The desire to hear and tell stories is a feature of all societies and it has been since time immemorial. Indeed, the right to tell stories in an unhindered, uncensored manner is considered by many as a fundamental human right. The question is: why do we need stories and which ones endure? Richard Francis Kuhns reminds us that “storytelling is not only entertainment, it is also thinking through human conflicts and contradictions”.
The term entertainment in film has become synonymous with light amusement, thanks to the dominance of Hollywood, and has even entered into our dictionaries as such. However, the acclaimed writer Graham Greene divided his output into two categories: novels and entertainments. The latter went far beyond amusement and sought out a form that was akin to thrillers with fast-moving plots but containing moral and political complexity that challenged the reader to think through a myriad ambiguities.
This is where the best documentary film is often situated. It sits somewhere between classic film narrative, journalism and TV entertainment. Unfortunately, many so-called intellectuals are unable to wrap their heads around a form that is not easily categorised, and documentary therefore remains something outside the art world. It has not been thoroughly commodified, perhaps for the best, but the downside is that this often leaves serious documentarians in difficult economic circumstances.
We should be concerned with entertaining people.
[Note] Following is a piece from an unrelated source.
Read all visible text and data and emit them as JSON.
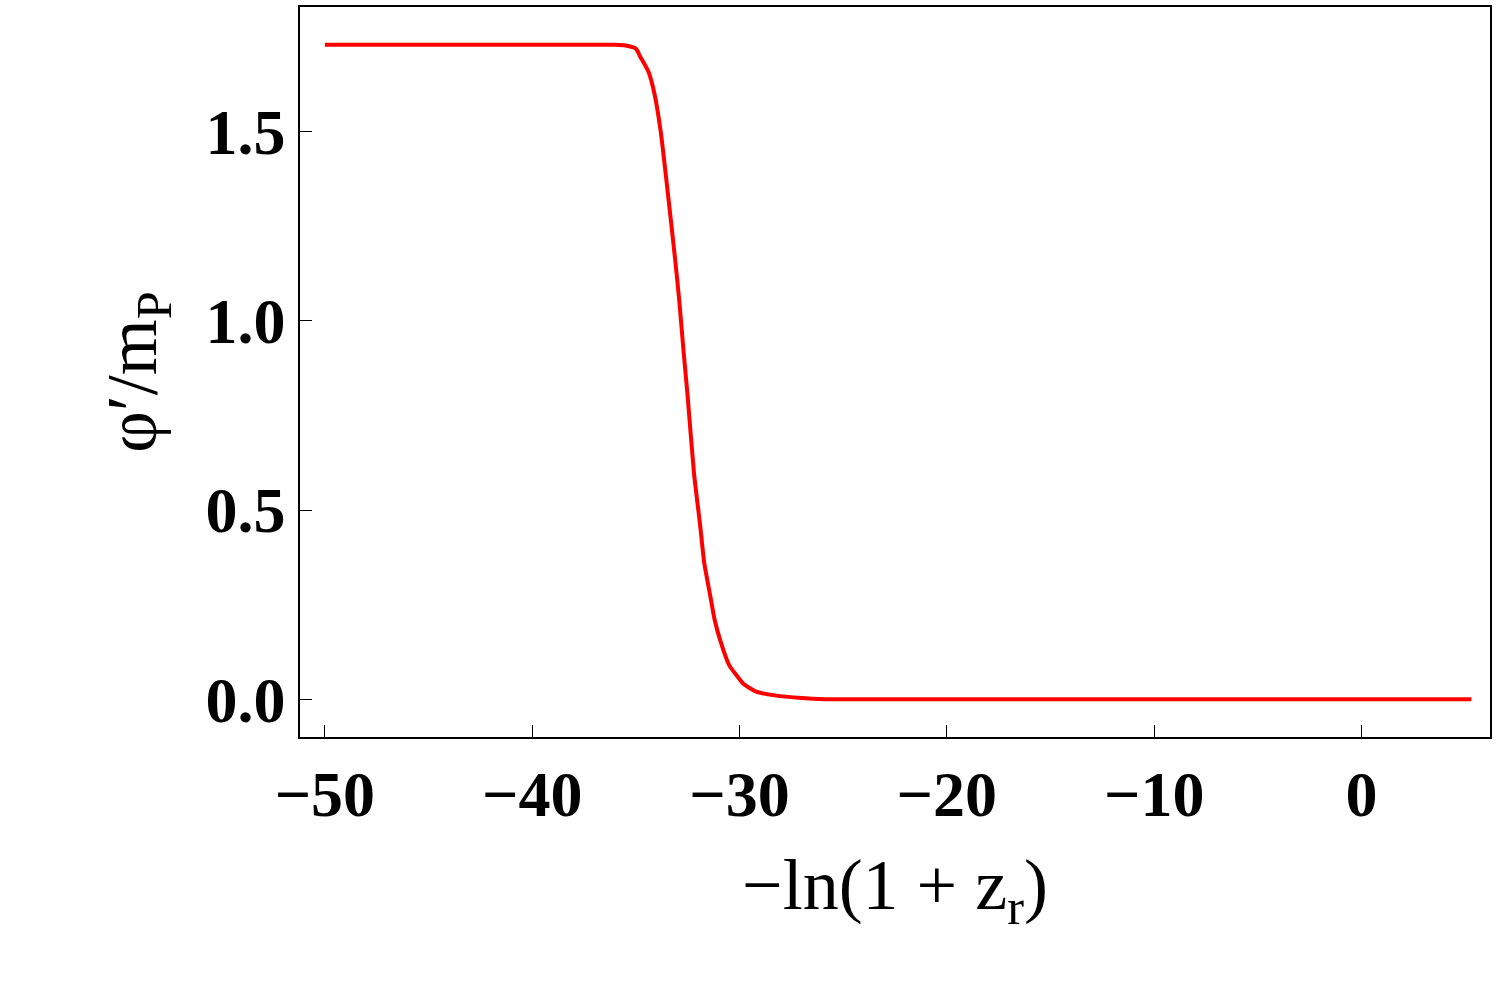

In many ways our primary concern must be to keep our audience engaged. This is the very art of storytelling. We must reclaim the term entertainment from Hollywood, not to dull people’s senses but rather to sharpen them: this is the rationale of progressive art, even though the space for such work is gradually being eroded by TV channels in South Africa and generally across the world.
Entertainment is learning
It is now increasingly recognised that most people learn more from their interaction with a story than they do from a lecturer who sees learning as providing answers and people’s heads as empty vessels to be filled. We cannot give ground to the do-gooders, to liberals who believe context must be given primacy over story, because knowledge can only be owned by the individual when people arrive at their own conclusions: when people discover the truth for themselves.
The problem arises when some become so taken with Western enlightenment that they believe meaningful truth can only be garnered if the wider picture, context, is constantly in the frame. In film this is a recipe for boredom, the antithesis of entertainment. It is also the limitation of film and its core element, drama, which can only provide a slice of life, or a segment of actual life experience.
Film’s strength is being able to evoke an emotional reaction and, in doing so, open people to thinking differently, so that they ask themselves “what should I do?” or “what can I do?” I would contend that the majority of people can only be moved to action by being emotionally moved to do so. Film is not primarily about information or facts but rather about the production of images, points of view, sounds, in a manner that is able to create an emotional mood that opens audiences to the message/ truth the filmmaker seeks to relay. In this sense, it remains one of the highest art forms of the modern age.